Allen et al. 2019. “Muscular apoptosis but not oxidative stress increases with old age in a long-lived diver, the Weddell seal” Journal of Experimental Biology.
You’ve likely heard of “dog years” before, but what about seal years? Do wild animals age the same way that pets and humans do? Turns out – we don’t always know!
All animals – humans included – experience a certain number of stressors and threats in their lifetime. These threats might look very different depending on the animal. A house mouse, for example, might have to worry about avoiding your housecat, or finding enough crumbs in your kitchen to make a meal. A snake might worry about avoiding a large bird of prey, and finding enough mice to eat. As humans we don’t generally worry so much about avoiding predators or catching enough food, but we have stressors in our lives as well (I live in the San Francisco area, and I think driving here is giving me grey hairs!).

So, what do these stressors mean for age? For us humans, aging usually means feeling slower, maybe more back aches, and often we develop diseases of degeneration. This means more visits to the doctor, medications, “slowing down” the pace of our lives, and sometimes assistive devices such as wheelchairs, canes, or hearing aids. Wild animals don’t have these luxuries, though! An old mouse can’t use a cane to get around – it will simply be slower, which should make it an easier target for that housecat. Following this logic, we expect that we generally won’t see “old” animals in the wild because their declining health will make them more susceptible to predation or less capable of finding or catching enough food to eat.
There are a number of wild species, however, that live for quite a long time. Elephants and tortoises are well known examples, but did you know that Weddell seals can live well into their twenties? Weddell seals are the mammal with the southernmost breeding range, and the population breeding in McMurdo Sound, Antarctica (77oS) has been studied for many years. A project run by Montana State University has been tagging pups every season, so almost all of the animals that haul out on the sea ice annually are of known age.

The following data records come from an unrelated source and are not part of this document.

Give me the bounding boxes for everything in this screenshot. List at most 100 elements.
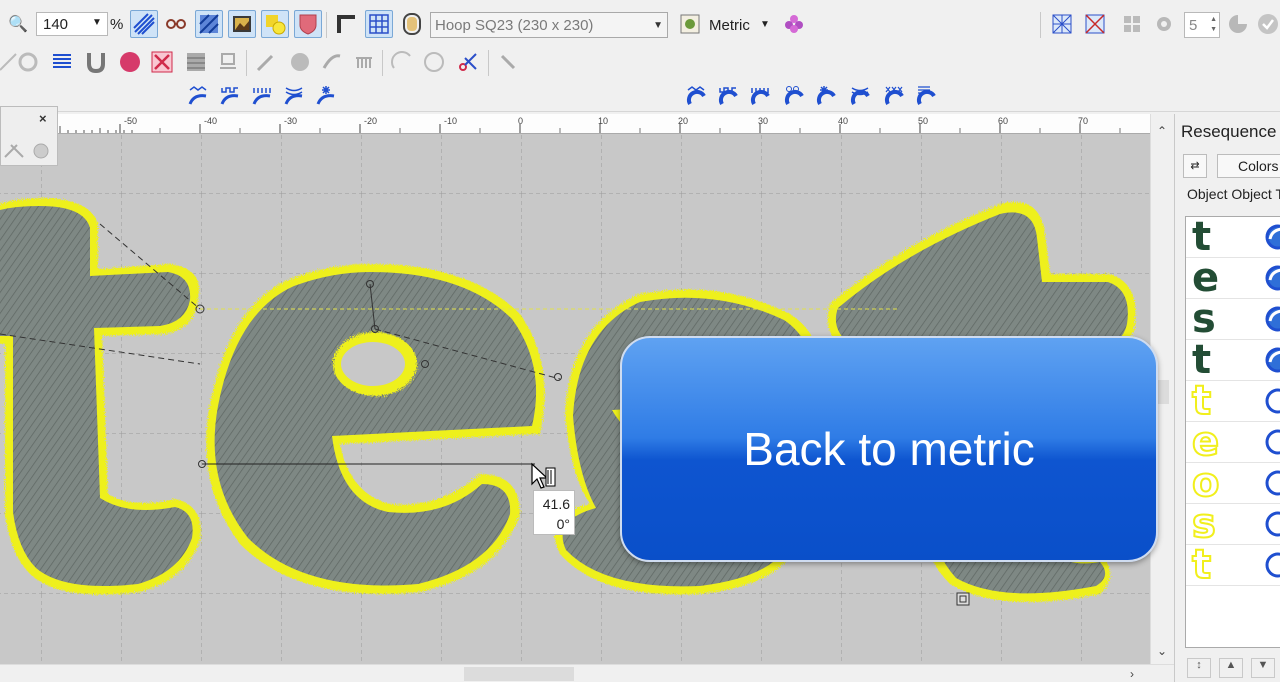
grid-icon[interactable] [365, 10, 393, 38]
picture-icon[interactable] [228, 10, 256, 38]
hatch-fill-icon[interactable] [195, 10, 223, 38]
satin-icon[interactable] [48, 48, 76, 76]
close-icon[interactable]: × [39, 111, 47, 126]
stepper-arrows-icon[interactable]: ▲ ▼ [1210, 15, 1217, 35]
ruler-tick-label: 0 [518, 116, 524, 126]
object-thumbnail: s [1191, 500, 1217, 548]
stitch-type-icon[interactable] [746, 82, 774, 110]
hoop-select[interactable]: Hoop SQ23 (230 x 230) ▼ [430, 12, 668, 38]
toolbar-area: 🔍 140 ▼ % Hoop SQ23 (230 x 230) ▼ Metric… [0, 0, 1280, 112]
stitch-type-icon[interactable] [280, 82, 308, 110]
move-up-icon[interactable]: ▲ [1219, 658, 1243, 678]
list-item[interactable]: s [1186, 296, 1280, 342]
select-all-icon[interactable] [1048, 10, 1076, 38]
needle-icon[interactable] [252, 48, 280, 76]
deselect-icon[interactable] [1081, 10, 1109, 38]
object-thumbnail: t [1191, 541, 1212, 589]
letter-e[interactable] [206, 264, 545, 594]
object-list[interactable]: testteost [1185, 216, 1280, 648]
list-item[interactable]: e [1186, 255, 1280, 301]
list-item[interactable]: t [1186, 337, 1280, 383]
tool-icons[interactable] [3, 139, 53, 163]
horizontal-scrollbar[interactable]: › [0, 664, 1174, 682]
pie-icon[interactable] [1224, 10, 1252, 38]
stitch-type-icon[interactable] [812, 82, 840, 110]
list-item[interactable]: t [1186, 541, 1280, 589]
fill-stitch-icon[interactable] [130, 10, 158, 38]
feather-icon[interactable] [318, 48, 346, 76]
shield-icon[interactable] [294, 10, 322, 38]
hoop-icon[interactable] [398, 10, 426, 38]
u-shape-icon[interactable] [82, 48, 110, 76]
flower-icon[interactable] [780, 10, 808, 38]
object-thumbnail: e [1192, 255, 1220, 301]
list-item[interactable]: t [1186, 377, 1280, 425]
fill-object-icon [1265, 347, 1280, 373]
outline-object-icon [1265, 552, 1280, 578]
ruler-corner-icon[interactable] [332, 10, 360, 38]
stitch-type-icon[interactable] [780, 82, 808, 110]
list-item[interactable]: t [1186, 217, 1280, 260]
pie-chart-icon[interactable] [286, 48, 314, 76]
stitch-type-icon[interactable] [714, 82, 742, 110]
stitch-type-icon[interactable] [880, 82, 908, 110]
glasses-icon[interactable] [162, 10, 190, 38]
gear-icon[interactable] [1150, 10, 1178, 38]
ring-icon[interactable] [420, 48, 448, 76]
colors-button[interactable]: Colors [1217, 154, 1280, 178]
panel-title: Resequence [1181, 122, 1277, 141]
toolbar-row-1: 🔍 140 ▼ % Hoop SQ23 (230 x 230) ▼ Metric… [0, 8, 1280, 42]
zoom-icon[interactable]: 🔍 [8, 14, 28, 34]
scroll-right-icon[interactable]: › [1130, 667, 1134, 681]
caption-text: Back to metric [743, 423, 1035, 475]
units-icon[interactable] [676, 10, 704, 38]
comb-icon[interactable] [350, 48, 378, 76]
object-thumbnail: e [1191, 418, 1220, 466]
stitch-type-icon[interactable] [248, 82, 276, 110]
split-icon[interactable]: ⇄ [1183, 154, 1207, 178]
check-icon[interactable] [1254, 10, 1280, 38]
ruler-tick-label: -30 [284, 116, 298, 126]
ruler-tick-label: -40 [204, 116, 218, 126]
object-thumbnail: o [1191, 459, 1221, 507]
units-select[interactable]: Metric [709, 17, 750, 34]
list-item[interactable]: e [1186, 418, 1280, 466]
list-column-headers: Object Object T [1187, 186, 1280, 202]
zoom-dropdown-icon[interactable]: ▼ [92, 17, 102, 28]
horizontal-ruler: -50 -40 -30 -20 -10 0 10 20 30 40 50 60 … [58, 114, 1150, 134]
outline-object-icon [1265, 388, 1280, 414]
color-shapes-icon[interactable] [261, 10, 289, 38]
stitch-type-icon[interactable] [184, 82, 212, 110]
stitch-type-icon[interactable] [312, 82, 340, 110]
circle-icon[interactable] [116, 48, 144, 76]
list-item[interactable]: o [1186, 459, 1280, 507]
fill-object-icon [1265, 265, 1280, 291]
rotate-icon[interactable] [14, 48, 42, 76]
move-icon[interactable]: ↕ [1187, 658, 1211, 678]
count-stepper[interactable]: 5 ▲ ▼ [1184, 12, 1220, 38]
scroll-down-icon[interactable]: ⌄ [1157, 644, 1167, 658]
scroll-up-icon[interactable]: ⌃ [1157, 124, 1167, 138]
units-dropdown-icon[interactable]: ▼ [760, 19, 770, 30]
pin-icon[interactable] [494, 48, 522, 76]
move-down-icon[interactable]: ▼ [1251, 658, 1275, 678]
arc-icon[interactable] [388, 48, 416, 76]
stitch-type-icon[interactable] [846, 82, 874, 110]
stitch-type-toolbar-left [180, 80, 360, 112]
outline-object-icon [1265, 511, 1280, 537]
stitch-type-icon[interactable] [682, 82, 710, 110]
scissors-icon[interactable] [454, 48, 482, 76]
stamp-icon[interactable] [214, 48, 242, 76]
list-item[interactable]: s [1186, 500, 1280, 548]
cross-stitch-icon[interactable] [148, 48, 176, 76]
stitch-type-icon[interactable] [912, 82, 940, 110]
group-icon[interactable] [1118, 10, 1146, 38]
object-thumbnail: t [1192, 337, 1212, 383]
ruler-tick-label: -50 [124, 116, 138, 126]
scroll-thumb[interactable] [464, 667, 574, 681]
ruler-tick-label: 50 [918, 116, 929, 126]
panel-footer: ↕ ▲ ▼ [1183, 654, 1280, 680]
chevron-down-icon: ▼ [653, 20, 663, 31]
stitch-type-icon[interactable] [216, 82, 244, 110]
texture-icon[interactable] [182, 48, 210, 76]
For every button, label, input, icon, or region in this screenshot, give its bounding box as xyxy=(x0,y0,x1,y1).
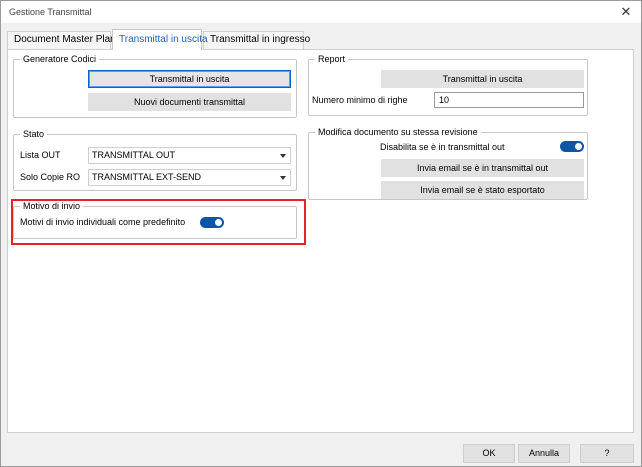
report-group: Report Transmittal in uscita Numero mini… xyxy=(308,54,588,116)
window-title: Gestione Transmittal xyxy=(9,7,92,17)
stato-group: Stato Lista OUT TRANSMITTAL OUT Solo Cop… xyxy=(13,129,297,191)
tab-transmittal-in-ingresso[interactable]: Transmittal in ingresso xyxy=(203,31,310,49)
chevron-down-icon xyxy=(280,176,286,180)
stato-legend: Stato xyxy=(20,129,48,140)
disabilita-transmittal-out-toggle[interactable] xyxy=(560,141,584,152)
nuovi-documenti-transmittal-button[interactable]: Nuovi documenti transmittal xyxy=(88,93,291,111)
generatore-codici-group: Generatore Codici Transmittal in uscita … xyxy=(13,54,297,118)
tab-document-master-plan[interactable]: Document Master Plan xyxy=(7,31,116,49)
dialog-window: Gestione Transmittal ✕ Document Master P… xyxy=(0,0,642,467)
title-bar: Gestione Transmittal ✕ xyxy=(1,1,641,23)
toggle-knob xyxy=(575,143,582,150)
invia-email-esportato-button[interactable]: Invia email se è stato esportato xyxy=(381,181,584,199)
numero-minimo-righe-input[interactable]: 10 xyxy=(434,92,584,108)
invia-email-transmittal-out-button[interactable]: Invia email se è in transmittal out xyxy=(381,159,584,177)
solo-copie-ro-value: TRANSMITTAL EXT-SEND xyxy=(92,172,202,182)
tab-panel: Generatore Codici Transmittal in uscita … xyxy=(7,49,634,433)
modifica-documento-group: Modifica documento su stessa revisione D… xyxy=(308,127,588,200)
generatore-codici-legend: Generatore Codici xyxy=(20,54,100,65)
lista-out-select[interactable]: TRANSMITTAL OUT xyxy=(88,147,291,164)
generatore-transmittal-uscita-button[interactable]: Transmittal in uscita xyxy=(88,70,291,88)
annulla-button[interactable]: Annulla xyxy=(518,444,570,463)
help-button[interactable]: ? xyxy=(580,444,634,463)
solo-copie-ro-select[interactable]: TRANSMITTAL EXT-SEND xyxy=(88,169,291,186)
close-icon[interactable]: ✕ xyxy=(617,3,635,21)
chevron-down-icon xyxy=(280,154,286,158)
red-highlight-box xyxy=(11,199,306,245)
solo-copie-ro-label: Solo Copie RO xyxy=(20,172,81,182)
tab-transmittal-in-uscita[interactable]: Transmittal in uscita xyxy=(112,29,208,50)
ok-button[interactable]: OK xyxy=(463,444,515,463)
numero-minimo-righe-label: Numero minimo di righe xyxy=(312,95,408,105)
lista-out-value: TRANSMITTAL OUT xyxy=(92,150,175,160)
disabilita-transmittal-out-label: Disabilita se è in transmittal out xyxy=(380,142,505,152)
modifica-documento-legend: Modifica documento su stessa revisione xyxy=(315,127,481,138)
report-transmittal-uscita-button[interactable]: Transmittal in uscita xyxy=(381,70,584,88)
report-legend: Report xyxy=(315,54,349,65)
lista-out-label: Lista OUT xyxy=(20,150,61,160)
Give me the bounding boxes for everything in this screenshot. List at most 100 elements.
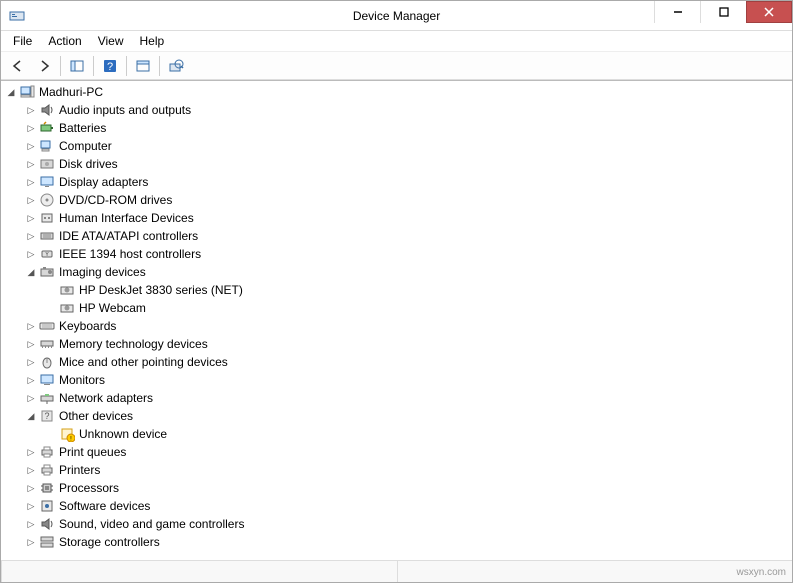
hid-icon <box>39 210 55 226</box>
expand-icon[interactable]: ▷ <box>25 446 37 458</box>
tree-category-node[interactable]: ▷Keyboards <box>1 317 792 335</box>
imaging-dev-icon <box>59 300 75 316</box>
device-manager-window: Device Manager File Action View Help ? ◢… <box>0 0 793 583</box>
svg-text:?: ? <box>107 61 113 73</box>
expand-icon[interactable]: ▷ <box>25 464 37 476</box>
dvd-icon <box>39 192 55 208</box>
expand-icon[interactable]: ▷ <box>25 212 37 224</box>
tree-category-node[interactable]: ▷ Computer <box>1 137 792 155</box>
tree-node-label: HP Webcam <box>79 301 146 315</box>
tree-category-node[interactable]: ▷ Memory technology devices <box>1 335 792 353</box>
tree-node-label: Processors <box>59 481 119 495</box>
expand-icon[interactable]: ▷ <box>25 176 37 188</box>
tree-category-node[interactable]: ▷Printers <box>1 461 792 479</box>
menu-action[interactable]: Action <box>40 32 89 50</box>
tree-device-node[interactable]: HP DeskJet 3830 series (NET) <box>1 281 792 299</box>
tree-category-node[interactable]: ▷ Storage controllers <box>1 533 792 551</box>
tree-category-node[interactable]: ▷Print queues <box>1 443 792 461</box>
collapse-icon[interactable]: ◢ <box>25 410 37 422</box>
close-button[interactable] <box>746 1 792 23</box>
back-button[interactable] <box>6 54 30 78</box>
content-area: ◢Madhuri-PC ▷ Audio inputs and outputs ▷Bat… <box>1 80 792 560</box>
toolbar-separator <box>60 56 61 76</box>
expand-icon[interactable]: ▷ <box>25 356 37 368</box>
computer-icon <box>19 84 35 100</box>
tree-node-label: DVD/CD-ROM drives <box>59 193 172 207</box>
tree-node-label: Network adapters <box>59 391 153 405</box>
expand-icon[interactable]: ▷ <box>25 338 37 350</box>
tree-category-node[interactable]: ▷Display adapters <box>1 173 792 191</box>
tree-category-node[interactable]: ▷ DVD/CD-ROM drives <box>1 191 792 209</box>
collapse-icon[interactable]: ◢ <box>25 266 37 278</box>
tree-category-node[interactable]: ▷ Monitors <box>1 371 792 389</box>
statusbar <box>1 560 792 582</box>
expand-icon[interactable]: ▷ <box>25 194 37 206</box>
tree-node-label: Audio inputs and outputs <box>59 103 191 117</box>
tree-node-label: Computer <box>59 139 112 153</box>
expand-icon[interactable]: ▷ <box>25 500 37 512</box>
collapse-icon[interactable]: ◢ <box>5 86 17 98</box>
tree-category-node[interactable]: ◢ Imaging devices <box>1 263 792 281</box>
tree-node-label: Imaging devices <box>59 265 146 279</box>
show-hide-console-tree-button[interactable] <box>65 54 89 78</box>
toolbar-separator <box>159 56 160 76</box>
properties-button[interactable] <box>131 54 155 78</box>
tree-category-node[interactable]: ▷ IDE ATA/ATAPI controllers <box>1 227 792 245</box>
tree-node-label: Monitors <box>59 373 105 387</box>
tree-category-node[interactable]: ▷Software devices <box>1 497 792 515</box>
expand-icon[interactable]: ▷ <box>25 248 37 260</box>
tree-node-label: Disk drives <box>59 157 118 171</box>
expand-icon[interactable]: ▷ <box>25 536 37 548</box>
tree-node-label: IEEE 1394 host controllers <box>59 247 201 261</box>
expand-icon[interactable]: ▷ <box>25 374 37 386</box>
tree-device-node[interactable]: ! Unknown device <box>1 425 792 443</box>
audio-icon <box>39 102 55 118</box>
tree-category-node[interactable]: ▷Mice and other pointing devices <box>1 353 792 371</box>
expand-icon[interactable]: ▷ <box>25 140 37 152</box>
tree-category-node[interactable]: ▷Human Interface Devices <box>1 209 792 227</box>
tree-category-node[interactable]: ▷YIEEE 1394 host controllers <box>1 245 792 263</box>
menu-file[interactable]: File <box>5 32 40 50</box>
watermark: wsxyn.com <box>737 567 786 578</box>
keyboard-icon <box>39 318 55 334</box>
forward-button[interactable] <box>32 54 56 78</box>
expand-icon[interactable]: ▷ <box>25 482 37 494</box>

A few years back, researchers started to ask whether any of these “old” Weddell seals showed signs of aging. But what does aging look like in a seal? Weddell seals are already pretty grey, so looking for grey hairs isn’t a great place to start. Plus, they wanted to know how aging would affect the animals. Adult Weddell seals don’t worry much about predators – they are approximately 3 meters long and weigh around 400 kg – too big to be lunch for most other animals!

Weddell seals do need to eat, though, and they have to be fairly quick to catch their meals of fish and squid. Swimming speed can be affected by muscle health, so researchers looked for differences in the swimming and steering muscles of “old” (17-26 years old) seals compared to “younger” adults (9-16 years old). They found that old seals had “stiffer” muscles than younger seals – more of the muscle was made up of a structural protein called collagen, with an overall decrease in the number of muscle cells that are responsible for muscle contraction. This might mean that the seals can generate less force in their swimming muscles, making it more energetically costly for them to swim (spoiler: it didn’t change how long they dove for!).
One of the lingering questions from this earlier study was what drives the changes in the muscle that were observed between old and young seals? Are the cells dying in old seals? Are they accumulating more injury, somehow? A popular theory in aging is that as our cells get older they produce more reactive oxygen species – compounds that cause oxidative damage to cells and potentially kill them. This is why “antioxidants” (think of foods like blueberries) are popular! Were the changes in old seal muscle caused by reactive oxygen species? Or were the seals mostly protected from this type of damage, since reactive oxygen species are something they deal with while diving anyway?
Paper in a nutshell–what did we find?
To investigate this question, a group of researchers from University of California Berkeley, Texas A&M University, University of Alaska Fairbanks, University of Nevada Las Vegas, and the Alaska SeaLife Center, looked at the same muscle samples that were previously studied, and we found that markers of a certain type of cell death – apoptosis – were twice as high in the swimming muscle from old seals compared to young seals! But when we looked for markers of damage from reactive oxygen species – oxidative damage – there were no differences in the age groups. So the cells in swimming muscles of old animals are dying more than the same cells in young animals, but they’re not dying from oxidative stress. (So what are they dying from? We don’t know yet!). This might be because old seals don’t seem to lose any of their antioxidant capacity with age. All of the antioxidants and other protective proteins that we looked at were just as high in the old seals as in the young seals!

This is pretty cool, because in older humans there is often a decline in antioxidant capacity that allows oxidative damage to accumulate. So Weddell seals do get old – there are visible, measurable changes in their muscles with age – but they don’t follow the oxidative stress path to old age that we had expected! Sometimes the best part of science is being wrong, because now we get to ask… if not oxidative stress, then what?
Written by: Kaitlin Allen, PhD Student in the Vázquez-Medina Lab,University of California, Berkeley
Cover photo taken under NMFS permit #19439, ACA permit #2016-005.